Cette étape majeure intervient au deuxième jour des rites du pèlerinage et revêt une importance spirituelle particulière pour des millions de fidèles à travers le monde.
Dès le lever du soleil, les pèlerins convergent vers le mont Arafat, situé à l’extérieur de La Mecque, en Arabie saoudite. Ce rassemblement sur la plaine et le mont de la Miséricorde est considéré comme le moment le plus important du Hadj.
Selon la tradition islamique, c’est lors de son dernier pèlerinage que le prophète Mohammed (SAW) aurait annoncé l’achèvement du message de l’islam, marquant ainsi la fin des révélations divines qui lui étaient adressées.
La station à Arafat, pilier essentiel du Hadj
Parmi les rites accomplis ce jour-là figure la station à Arafat, appelée « Wuquf ». Les pèlerins y demeurent en invocation et en recueillement du coucher du soleil jusqu’à la tombée de la nuit. Ce rite est considéré comme l’un des piliers fondamentaux du Hadj.
Des érudits musulmans rappellent d’ailleurs un hadith du Prophète affirmant que « le Hadj, c’est Arafat », soulignant ainsi le caractère indispensable de cette étape dans l’accomplissement du pèlerinage.
Prières et invocations au cœur de cette journée
Le jour d’Arafat est également marqué par d’intenses moments de prières, de supplications et de repentir. Dans la tradition islamique, cette journée est considérée comme particulièrement favorable à l’exaucement des invocations.
Les fidèles multiplient ainsi les demandes de pardon, les prières et les actes de dévotion, dans l’espoir d’obtenir la miséricorde divine.

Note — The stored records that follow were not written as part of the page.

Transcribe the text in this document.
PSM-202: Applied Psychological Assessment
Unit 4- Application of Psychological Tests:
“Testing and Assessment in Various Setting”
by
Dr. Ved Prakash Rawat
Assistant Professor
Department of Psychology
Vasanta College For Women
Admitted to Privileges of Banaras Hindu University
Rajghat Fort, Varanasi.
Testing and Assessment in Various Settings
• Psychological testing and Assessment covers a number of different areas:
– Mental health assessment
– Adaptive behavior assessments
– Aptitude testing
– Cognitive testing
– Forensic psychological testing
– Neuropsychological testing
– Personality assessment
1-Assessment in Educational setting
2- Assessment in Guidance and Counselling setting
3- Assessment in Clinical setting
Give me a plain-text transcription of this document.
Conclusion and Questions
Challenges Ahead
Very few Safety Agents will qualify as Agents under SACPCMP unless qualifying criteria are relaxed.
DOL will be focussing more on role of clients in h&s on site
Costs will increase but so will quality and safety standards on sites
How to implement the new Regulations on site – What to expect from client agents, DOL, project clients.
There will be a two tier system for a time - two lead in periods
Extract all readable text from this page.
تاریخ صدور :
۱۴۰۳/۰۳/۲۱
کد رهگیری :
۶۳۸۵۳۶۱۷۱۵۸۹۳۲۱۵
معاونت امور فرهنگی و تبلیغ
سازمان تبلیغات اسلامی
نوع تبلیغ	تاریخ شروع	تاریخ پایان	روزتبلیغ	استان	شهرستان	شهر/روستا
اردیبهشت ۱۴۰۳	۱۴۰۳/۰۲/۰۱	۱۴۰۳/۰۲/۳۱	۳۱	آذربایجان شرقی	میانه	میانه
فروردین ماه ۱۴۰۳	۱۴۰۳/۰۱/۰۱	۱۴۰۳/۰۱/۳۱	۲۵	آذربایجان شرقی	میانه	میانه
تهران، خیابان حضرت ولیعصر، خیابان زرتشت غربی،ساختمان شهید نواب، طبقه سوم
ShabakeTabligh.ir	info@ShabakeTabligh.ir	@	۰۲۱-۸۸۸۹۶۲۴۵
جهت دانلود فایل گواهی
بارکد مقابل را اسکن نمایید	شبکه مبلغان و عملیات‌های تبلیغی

Certaines pratiques de recueillement incluent également les prières pour les défunts et la commémoration des morts.
Une journée de pardon et de miséricorde
Selon plusieurs enseignements rapportés dans les hadiths, le jour d’Arafat est associé au pardon des péchés et à la miséricorde divine.
Le prophète Mohammed (SAW) aurait déclaré qu’« il n’y a pas de jour où Allah affranchit autant de personnes du feu de l’enfer que le jour d’Arafat ».
Pour les musulmans ne participant pas au Hadj, cette journée est traditionnellement marquée par le jeûne, observé de l’aube au coucher du soleil. D’après un hadith prophétique, le jeûne du jour d’Arafat permettrait l’expiation des péchés de l’année écoulée et de l’année à venir.
À travers le monde musulman, le jour d’Arafat demeure ainsi un moment de profonde spiritualité, de repentance et de recueillement, précédant la célébration de l’Aïd el-Kebir, également appelée Tabaski en Afrique de l’Ouest.